Google Cloud Associate Data Practitioner — Question 16
You work for a healthcare company that has a large on-premises data system containing patient records with personally identifiable information (PII) such as names, addresses, and medical diagnoses. You need a standardized managed solution that de-identifies PII across all your data feeds prior to ingestion to Google Cloud. What should you do?
Answer options
- A. Use Cloud Run functions to create a serverless data cleaning pipeline. Store the cleaned data in BigQuery.
- B. Use Cloud Data Fusion to transform the data. Store the cleaned data in BigQuery.
- C. Load the data into BigQuery, and inspect the data by using SQL queries. Use Dataflow to transform the data and remove any errors.

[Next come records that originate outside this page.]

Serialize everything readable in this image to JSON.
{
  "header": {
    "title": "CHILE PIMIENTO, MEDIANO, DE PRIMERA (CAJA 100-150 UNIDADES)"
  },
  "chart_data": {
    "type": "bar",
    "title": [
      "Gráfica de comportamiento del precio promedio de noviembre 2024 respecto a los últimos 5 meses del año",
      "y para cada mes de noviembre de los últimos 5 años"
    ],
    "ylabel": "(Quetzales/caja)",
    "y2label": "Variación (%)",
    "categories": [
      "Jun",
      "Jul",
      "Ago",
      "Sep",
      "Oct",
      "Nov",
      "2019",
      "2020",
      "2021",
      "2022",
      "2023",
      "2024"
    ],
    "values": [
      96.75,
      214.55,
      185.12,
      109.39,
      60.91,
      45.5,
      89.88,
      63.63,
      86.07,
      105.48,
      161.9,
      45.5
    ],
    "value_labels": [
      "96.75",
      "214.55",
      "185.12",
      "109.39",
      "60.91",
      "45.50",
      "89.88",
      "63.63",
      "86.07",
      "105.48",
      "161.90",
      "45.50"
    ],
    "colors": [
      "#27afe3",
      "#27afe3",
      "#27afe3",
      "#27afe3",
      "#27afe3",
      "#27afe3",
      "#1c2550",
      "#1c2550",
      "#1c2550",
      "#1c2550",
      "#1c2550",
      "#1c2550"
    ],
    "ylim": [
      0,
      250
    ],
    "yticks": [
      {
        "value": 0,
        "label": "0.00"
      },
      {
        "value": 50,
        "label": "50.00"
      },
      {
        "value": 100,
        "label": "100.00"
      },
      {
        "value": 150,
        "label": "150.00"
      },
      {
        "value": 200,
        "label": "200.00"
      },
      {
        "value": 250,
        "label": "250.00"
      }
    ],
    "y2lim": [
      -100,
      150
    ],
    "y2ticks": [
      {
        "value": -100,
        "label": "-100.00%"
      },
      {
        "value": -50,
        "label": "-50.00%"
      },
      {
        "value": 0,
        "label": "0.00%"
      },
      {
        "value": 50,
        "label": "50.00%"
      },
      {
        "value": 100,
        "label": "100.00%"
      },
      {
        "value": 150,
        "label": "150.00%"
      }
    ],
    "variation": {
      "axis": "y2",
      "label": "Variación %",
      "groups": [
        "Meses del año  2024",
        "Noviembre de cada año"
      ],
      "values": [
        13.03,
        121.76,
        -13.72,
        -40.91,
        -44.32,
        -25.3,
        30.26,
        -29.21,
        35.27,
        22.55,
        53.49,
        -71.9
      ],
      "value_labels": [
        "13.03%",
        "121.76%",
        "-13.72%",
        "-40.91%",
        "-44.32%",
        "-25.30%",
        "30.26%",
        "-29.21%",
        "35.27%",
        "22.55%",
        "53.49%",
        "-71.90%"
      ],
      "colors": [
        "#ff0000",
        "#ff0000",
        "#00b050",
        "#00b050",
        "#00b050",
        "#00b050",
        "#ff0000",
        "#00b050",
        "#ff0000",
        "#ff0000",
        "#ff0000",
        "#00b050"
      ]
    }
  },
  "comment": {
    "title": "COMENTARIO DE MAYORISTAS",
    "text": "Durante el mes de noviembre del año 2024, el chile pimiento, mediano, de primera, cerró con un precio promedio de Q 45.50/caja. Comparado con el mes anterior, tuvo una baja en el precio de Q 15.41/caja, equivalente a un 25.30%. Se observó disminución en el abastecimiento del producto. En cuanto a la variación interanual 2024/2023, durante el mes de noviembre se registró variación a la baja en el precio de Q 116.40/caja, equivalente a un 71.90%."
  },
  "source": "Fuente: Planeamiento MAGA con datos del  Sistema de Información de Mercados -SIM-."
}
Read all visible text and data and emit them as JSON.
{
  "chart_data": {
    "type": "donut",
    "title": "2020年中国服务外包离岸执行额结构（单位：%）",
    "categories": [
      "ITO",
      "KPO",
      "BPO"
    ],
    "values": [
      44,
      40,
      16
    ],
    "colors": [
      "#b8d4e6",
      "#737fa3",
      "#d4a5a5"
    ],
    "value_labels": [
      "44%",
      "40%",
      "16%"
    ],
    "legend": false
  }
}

- D. Use Apache Beam to read the data and perform the necessary cleaning and transformation operations. Store the cleaned data in BigQuery.
Correct answer: B
Explanation
The correct answer is B because Cloud Data Fusion provides a fully managed data integration service that allows for easy transformation of data, making it ideal for de-identifying PII before it is stored in BigQuery. Option A does not specifically address the need for data transformation, while option C involves inspecting data after ingestion rather than before, which does not meet the requirement. Option D, while useful for transformation, does not offer the same level of managed integration that Cloud Data Fusion provides.